Тяжелее всего было с молодым накачанным телом. Слишком много его, тела – некуда девать. Самые лучшие дни – когда Митя тяжело болел. Забыться бы в бреду, метаться в сорокаградусном жару, плыть в волнах красного мутного жара, в воспалённом сознании забывая реальность.

Но он выздоровел и больше не болел. Только иногда, откусывая хлеб, обнаруживал во рту звякнувший камешек: очередной зуб без боли, сам собой выпадал из размягчённой десны. И рядом, если осторожно тронуть языком, шевелился в гнезде следующий.

Не помогал проросший болезненный, зеленовато-бледный – тоже заключённый здесь – чеснок. Он рос в подвешенном под потолочным окошком в полиэтиленовом мешочке с горсточкой земли, тщательно смачиваемой водой из-под крана. Такой же мешочек, по другую сторону окна, заботливо висел у Людочки. Такие висели по всем камерам у ос.


Среди ночи грохот расколол тишину камер, коридоров всех четырёх этажей. Взорвались ушные перепонки и мозг, весь спящий мир, всё небо взорвалось. Сухопутный чёрный дельфин в тюремном дворике дрогнул хвостом и дал микроскопическую гипсовую трещинку.

В первую секунду Митя присел и схватился за голову. Во вторую – с размаху уткнулся затылком в стену, будто собирался клевать рассыпанное зерно. Ноги широко разведены в поперечном полу-шпагате, руки крест-крест назад, ладони вывернуты, дрожащие от напряжения пальцы растопырены… Готов в любой момент скороговоркой отбарабанить: «ОсУжденный такой-то, осУжден по статьям 210, 222, 223, 167, 213, 205, 105-30…»

Что его ждёт за нарушение режима? Изолятор, дубинка, стакан, где изнемогающее тело перестаёт себя чувствовать через несколько часов? Или…
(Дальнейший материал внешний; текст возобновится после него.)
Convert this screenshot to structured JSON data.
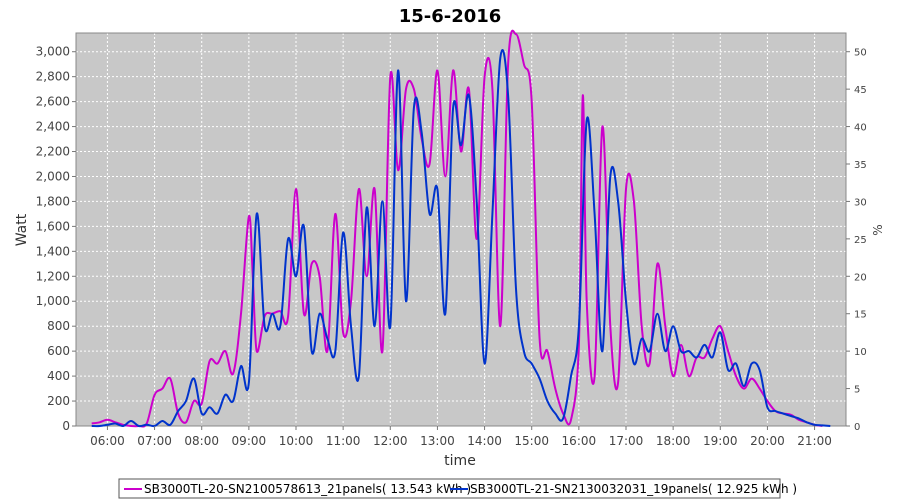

Только что Митя шёл к параше – месяцами выработанной мягкой бесшумной походкой-скольжением – крадущийся ночной зверь бы позавидовал. Откуда на его пути в камере взялось пустое, тускло блеснувшее в свете «дежурки» цинковое ведро?! Гремя, покатилось, раскололо мир. Вдали, за тысячи километров мама взметнулась, прижимая руки к прыгающему из груди исстрадавшемуся, истаявшему больному сердцу.

– Кто тут есь?! Ково лешак принёс?

На Митю из полутьмы таращилась старуха в ситцевом мятом сарафане. Между тощих грудей болтался крестик на грязноватом шнурке. Смотрела на стоящего раком Митю, качала растрёпанной седой трясущейся головой:

– Эк тебя раскорячило.

Митя украдкой огляделся: дощатые щелястые стены, увешанные пучками трав. Под ногами, под полом курятник: тревожно стонут и вскрикивают разбуженные куры. Он стоял в сенях, и пахло здесь, как у бабушки в деревне, луковой шелухой. Мысленно себя поздравил: поехала-таки крыша.